Um dos principais obstáculos é a depreciação acentuada dos veículos elétricos usados. Modelos adquiridos há cerca de três anos estão sendo revendidos com uma desvalorização entre 40% e 45%. Essa queda no valor de revenda se deve, em parte, à entrada de marcas chinesas no mercado, oferecendo modelos mais avançados e com preços competitivos, o que forçou as montadoras tradicionais a reduzirem seus preços.
Casos que ilustram a situação
Empresas pioneiras na adoção de carros elétricos, como a Movida, adquiriram centenas de unidades de modelos como Nissan Leaf, Renault Zoe, Fiat 500e e BMW i3 a partir de 2021. Contudo, em menos de dois anos, grande parte desses veículos estava parada nos pátios devido à falta de interesse dos consumidores. Alguns modelos chegaram a ficar encalhados por até seis meses e foram vendidos com descontos significativos em relação à tabela Fipe.
A situação não é exclusiva do Brasil. Nos Estados Unidos, a Hertz, uma das maiores locadoras do país, desistiu da aquisição de 100 mil carros da Tesla após constatar a rápida desvalorização dos seminovos elétricos.
Impacto no mercado de seminovos
Segundo dados da Fenauto, associação que representa os revendedores de carros usados, as vendas de veículos eletrificados (elétricos e híbridos) cresceram 90% entre janeiro e julho, totalizando 33 mil unidades. Apesar do crescimento expressivo, esses números ainda representam um nicho de mercado, especialmente quando comparados aos 8,8 milhões de veículos a combustão vendidos no mesmo período.

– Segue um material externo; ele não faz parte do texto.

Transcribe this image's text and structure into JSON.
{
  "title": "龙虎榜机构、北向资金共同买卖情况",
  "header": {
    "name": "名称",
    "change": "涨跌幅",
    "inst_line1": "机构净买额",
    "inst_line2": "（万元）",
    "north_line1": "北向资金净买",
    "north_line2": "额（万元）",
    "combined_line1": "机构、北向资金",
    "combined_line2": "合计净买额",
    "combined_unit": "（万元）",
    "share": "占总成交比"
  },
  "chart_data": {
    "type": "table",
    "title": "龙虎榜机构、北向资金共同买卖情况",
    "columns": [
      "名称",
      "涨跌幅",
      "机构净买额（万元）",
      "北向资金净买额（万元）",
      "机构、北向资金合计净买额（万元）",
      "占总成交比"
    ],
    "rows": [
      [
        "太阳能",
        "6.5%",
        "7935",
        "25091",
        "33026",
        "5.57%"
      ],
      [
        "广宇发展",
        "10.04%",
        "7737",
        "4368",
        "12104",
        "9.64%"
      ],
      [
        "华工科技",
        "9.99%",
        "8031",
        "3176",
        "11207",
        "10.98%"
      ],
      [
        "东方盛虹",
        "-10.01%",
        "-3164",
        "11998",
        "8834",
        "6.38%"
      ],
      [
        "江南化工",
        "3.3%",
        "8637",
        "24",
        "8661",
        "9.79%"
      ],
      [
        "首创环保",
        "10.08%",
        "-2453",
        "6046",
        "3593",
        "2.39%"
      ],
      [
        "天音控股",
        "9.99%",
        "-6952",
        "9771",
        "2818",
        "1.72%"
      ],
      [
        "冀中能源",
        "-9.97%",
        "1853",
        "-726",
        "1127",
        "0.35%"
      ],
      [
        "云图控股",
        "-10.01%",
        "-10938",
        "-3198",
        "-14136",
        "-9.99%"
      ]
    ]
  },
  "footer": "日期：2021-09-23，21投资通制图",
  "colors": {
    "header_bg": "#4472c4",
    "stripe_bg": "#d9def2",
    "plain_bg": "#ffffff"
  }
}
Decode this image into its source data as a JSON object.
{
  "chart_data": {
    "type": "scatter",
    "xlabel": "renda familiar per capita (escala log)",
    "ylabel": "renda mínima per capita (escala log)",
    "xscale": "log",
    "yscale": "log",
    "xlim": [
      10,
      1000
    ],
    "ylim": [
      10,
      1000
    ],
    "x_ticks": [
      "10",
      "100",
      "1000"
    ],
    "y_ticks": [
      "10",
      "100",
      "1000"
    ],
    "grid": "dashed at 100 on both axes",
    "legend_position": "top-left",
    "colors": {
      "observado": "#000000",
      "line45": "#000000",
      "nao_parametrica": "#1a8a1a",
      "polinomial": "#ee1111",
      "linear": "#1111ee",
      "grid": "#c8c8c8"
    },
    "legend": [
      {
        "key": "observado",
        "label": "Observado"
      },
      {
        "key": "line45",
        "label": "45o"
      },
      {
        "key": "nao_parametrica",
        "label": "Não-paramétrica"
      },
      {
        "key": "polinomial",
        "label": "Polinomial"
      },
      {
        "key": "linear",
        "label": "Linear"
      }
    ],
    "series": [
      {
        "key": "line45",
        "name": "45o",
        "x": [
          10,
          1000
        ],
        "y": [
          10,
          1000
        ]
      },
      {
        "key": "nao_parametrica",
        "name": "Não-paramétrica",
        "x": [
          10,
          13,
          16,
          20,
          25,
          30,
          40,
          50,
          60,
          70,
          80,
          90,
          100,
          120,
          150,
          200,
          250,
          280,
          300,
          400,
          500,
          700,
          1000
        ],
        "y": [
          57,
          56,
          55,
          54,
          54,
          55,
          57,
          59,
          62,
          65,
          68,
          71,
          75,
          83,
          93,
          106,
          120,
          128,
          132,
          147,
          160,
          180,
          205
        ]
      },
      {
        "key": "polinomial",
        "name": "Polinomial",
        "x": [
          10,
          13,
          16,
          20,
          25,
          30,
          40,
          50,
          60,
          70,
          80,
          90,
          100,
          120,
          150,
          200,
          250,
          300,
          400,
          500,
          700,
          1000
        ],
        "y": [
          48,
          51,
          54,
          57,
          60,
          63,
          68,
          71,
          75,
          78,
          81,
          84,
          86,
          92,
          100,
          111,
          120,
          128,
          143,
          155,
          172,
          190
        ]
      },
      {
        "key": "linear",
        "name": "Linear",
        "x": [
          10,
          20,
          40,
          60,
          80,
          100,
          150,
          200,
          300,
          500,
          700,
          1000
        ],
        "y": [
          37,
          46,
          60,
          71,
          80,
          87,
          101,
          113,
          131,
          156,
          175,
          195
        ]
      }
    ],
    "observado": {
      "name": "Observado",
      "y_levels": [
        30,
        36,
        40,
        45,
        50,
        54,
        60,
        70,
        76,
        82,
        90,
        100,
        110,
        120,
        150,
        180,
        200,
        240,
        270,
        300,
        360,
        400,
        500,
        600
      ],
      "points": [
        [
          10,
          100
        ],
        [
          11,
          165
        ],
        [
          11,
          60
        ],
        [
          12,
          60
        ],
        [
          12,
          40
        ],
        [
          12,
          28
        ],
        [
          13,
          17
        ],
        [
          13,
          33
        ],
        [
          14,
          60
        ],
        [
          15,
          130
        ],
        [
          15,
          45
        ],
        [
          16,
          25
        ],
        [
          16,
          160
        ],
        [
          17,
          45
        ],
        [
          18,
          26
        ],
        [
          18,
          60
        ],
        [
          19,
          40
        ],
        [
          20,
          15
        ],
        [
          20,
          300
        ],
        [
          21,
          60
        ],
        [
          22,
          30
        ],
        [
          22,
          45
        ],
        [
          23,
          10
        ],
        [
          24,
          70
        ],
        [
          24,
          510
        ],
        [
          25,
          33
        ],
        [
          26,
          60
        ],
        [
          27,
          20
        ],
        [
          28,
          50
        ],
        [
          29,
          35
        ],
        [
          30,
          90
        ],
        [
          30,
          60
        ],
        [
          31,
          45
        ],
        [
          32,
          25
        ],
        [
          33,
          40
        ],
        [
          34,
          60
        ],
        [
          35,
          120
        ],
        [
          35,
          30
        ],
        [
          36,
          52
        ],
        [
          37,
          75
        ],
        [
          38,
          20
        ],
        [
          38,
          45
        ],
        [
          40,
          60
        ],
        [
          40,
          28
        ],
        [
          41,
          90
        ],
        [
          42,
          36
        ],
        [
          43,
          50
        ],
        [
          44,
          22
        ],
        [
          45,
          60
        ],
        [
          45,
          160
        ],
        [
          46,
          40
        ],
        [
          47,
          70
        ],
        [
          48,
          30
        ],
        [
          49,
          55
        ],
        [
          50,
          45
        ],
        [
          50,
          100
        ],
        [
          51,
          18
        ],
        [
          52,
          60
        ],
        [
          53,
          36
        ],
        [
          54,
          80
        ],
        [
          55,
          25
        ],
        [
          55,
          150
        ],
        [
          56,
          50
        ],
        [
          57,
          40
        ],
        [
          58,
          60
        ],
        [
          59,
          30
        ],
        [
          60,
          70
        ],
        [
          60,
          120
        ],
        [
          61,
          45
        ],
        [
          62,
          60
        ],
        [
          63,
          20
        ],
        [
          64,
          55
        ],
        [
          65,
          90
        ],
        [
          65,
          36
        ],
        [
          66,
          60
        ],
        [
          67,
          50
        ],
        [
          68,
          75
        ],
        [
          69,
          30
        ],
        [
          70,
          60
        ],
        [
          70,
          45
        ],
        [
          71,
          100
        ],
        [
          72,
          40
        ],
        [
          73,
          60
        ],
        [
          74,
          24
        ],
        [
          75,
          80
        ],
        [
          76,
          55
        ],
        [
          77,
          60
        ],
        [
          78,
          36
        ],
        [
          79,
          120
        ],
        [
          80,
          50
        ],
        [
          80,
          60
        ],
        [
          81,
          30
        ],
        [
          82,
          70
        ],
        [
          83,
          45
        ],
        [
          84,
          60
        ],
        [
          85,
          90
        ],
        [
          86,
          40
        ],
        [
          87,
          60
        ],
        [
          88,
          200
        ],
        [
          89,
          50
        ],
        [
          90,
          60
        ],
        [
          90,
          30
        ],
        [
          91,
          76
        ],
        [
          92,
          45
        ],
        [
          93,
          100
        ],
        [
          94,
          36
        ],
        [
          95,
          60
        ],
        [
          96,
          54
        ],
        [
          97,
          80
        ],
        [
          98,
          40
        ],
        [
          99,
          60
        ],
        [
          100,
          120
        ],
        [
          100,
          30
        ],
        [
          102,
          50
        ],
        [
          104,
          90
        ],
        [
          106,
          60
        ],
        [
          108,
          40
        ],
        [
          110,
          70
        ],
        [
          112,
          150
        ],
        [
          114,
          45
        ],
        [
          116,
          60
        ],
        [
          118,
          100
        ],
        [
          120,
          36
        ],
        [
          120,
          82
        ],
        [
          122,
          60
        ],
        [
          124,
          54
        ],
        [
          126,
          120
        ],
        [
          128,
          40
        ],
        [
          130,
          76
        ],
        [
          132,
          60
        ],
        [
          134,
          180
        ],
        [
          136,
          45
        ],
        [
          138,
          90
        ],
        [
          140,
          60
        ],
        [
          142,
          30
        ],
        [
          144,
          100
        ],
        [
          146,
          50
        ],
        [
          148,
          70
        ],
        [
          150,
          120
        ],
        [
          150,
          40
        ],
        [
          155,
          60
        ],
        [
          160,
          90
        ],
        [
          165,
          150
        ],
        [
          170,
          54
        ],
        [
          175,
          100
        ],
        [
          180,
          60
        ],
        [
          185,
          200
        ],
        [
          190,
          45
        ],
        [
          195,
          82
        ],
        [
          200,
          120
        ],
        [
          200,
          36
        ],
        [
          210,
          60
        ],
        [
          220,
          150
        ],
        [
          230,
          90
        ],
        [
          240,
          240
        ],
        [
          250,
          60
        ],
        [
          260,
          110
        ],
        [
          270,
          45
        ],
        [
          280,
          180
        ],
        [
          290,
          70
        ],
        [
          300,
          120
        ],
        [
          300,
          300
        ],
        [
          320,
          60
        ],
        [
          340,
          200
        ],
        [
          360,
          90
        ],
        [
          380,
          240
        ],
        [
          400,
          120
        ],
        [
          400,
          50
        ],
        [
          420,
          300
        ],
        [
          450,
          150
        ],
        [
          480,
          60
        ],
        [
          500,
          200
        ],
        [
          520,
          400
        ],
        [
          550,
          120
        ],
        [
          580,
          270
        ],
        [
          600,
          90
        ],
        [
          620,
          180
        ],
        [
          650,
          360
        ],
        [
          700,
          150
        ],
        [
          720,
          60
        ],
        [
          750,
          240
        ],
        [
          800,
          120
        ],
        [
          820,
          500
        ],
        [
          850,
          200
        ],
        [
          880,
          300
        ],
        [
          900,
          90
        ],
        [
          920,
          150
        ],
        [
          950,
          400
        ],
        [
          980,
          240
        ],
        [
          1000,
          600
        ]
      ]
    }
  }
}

A maior parte dos eletrificados vendidos tem até três anos de uso, indicando que a depreciação afeta diretamente os proprietários iniciais. O presidente da Fenauto, Enilson Sales, ressalta que é prematuro tirar conclusões definitivas sobre o segmento, mas reconhece os desafios atuais.
Experiência dos proprietários
Proprietários de carros elétricos também sentem os efeitos da desvalorização. O empresário Maurício de Barros, após rodar 54 mil km em dois anos e meio com um Peugeot e-208 adquirido por R$ 249 mil, tentou vendê-lo sem sucesso. Sem propostas após quatro meses de anúncios, acabou aceitando R$ 100 mil em uma concessionária como parte do pagamento por um novo elétrico. “Foi um impacto financeiro significativo”, admite Barros.
Apesar da perda, ele optou por investir em um novo modelo elétrico, um BYD Yuan Plus, que oferece mais tecnologia e maior autonomia. A decisão reflete a evolução rápida do mercado, onde modelos mais recentes superam os anteriores em desempenho e recursos, mas também evidenciam a volatilidade dos preços.
Estratégias das montadoras chinesas
As marcas chinesas, como BYD e GWM, têm agitado o mercado brasileiro com ofertas de carros elétricos e híbridos. Com planos de iniciar a produção local no próximo ano, as empresas pretendem trazer modelos mais acessíveis e adaptados às necessidades do consumidor brasileiro. Para combater a desvalorização e conquistar a confiança dos compradores, ambas estão implementando programas de recompra de seminovos a valores próximos aos da tabela Fipe.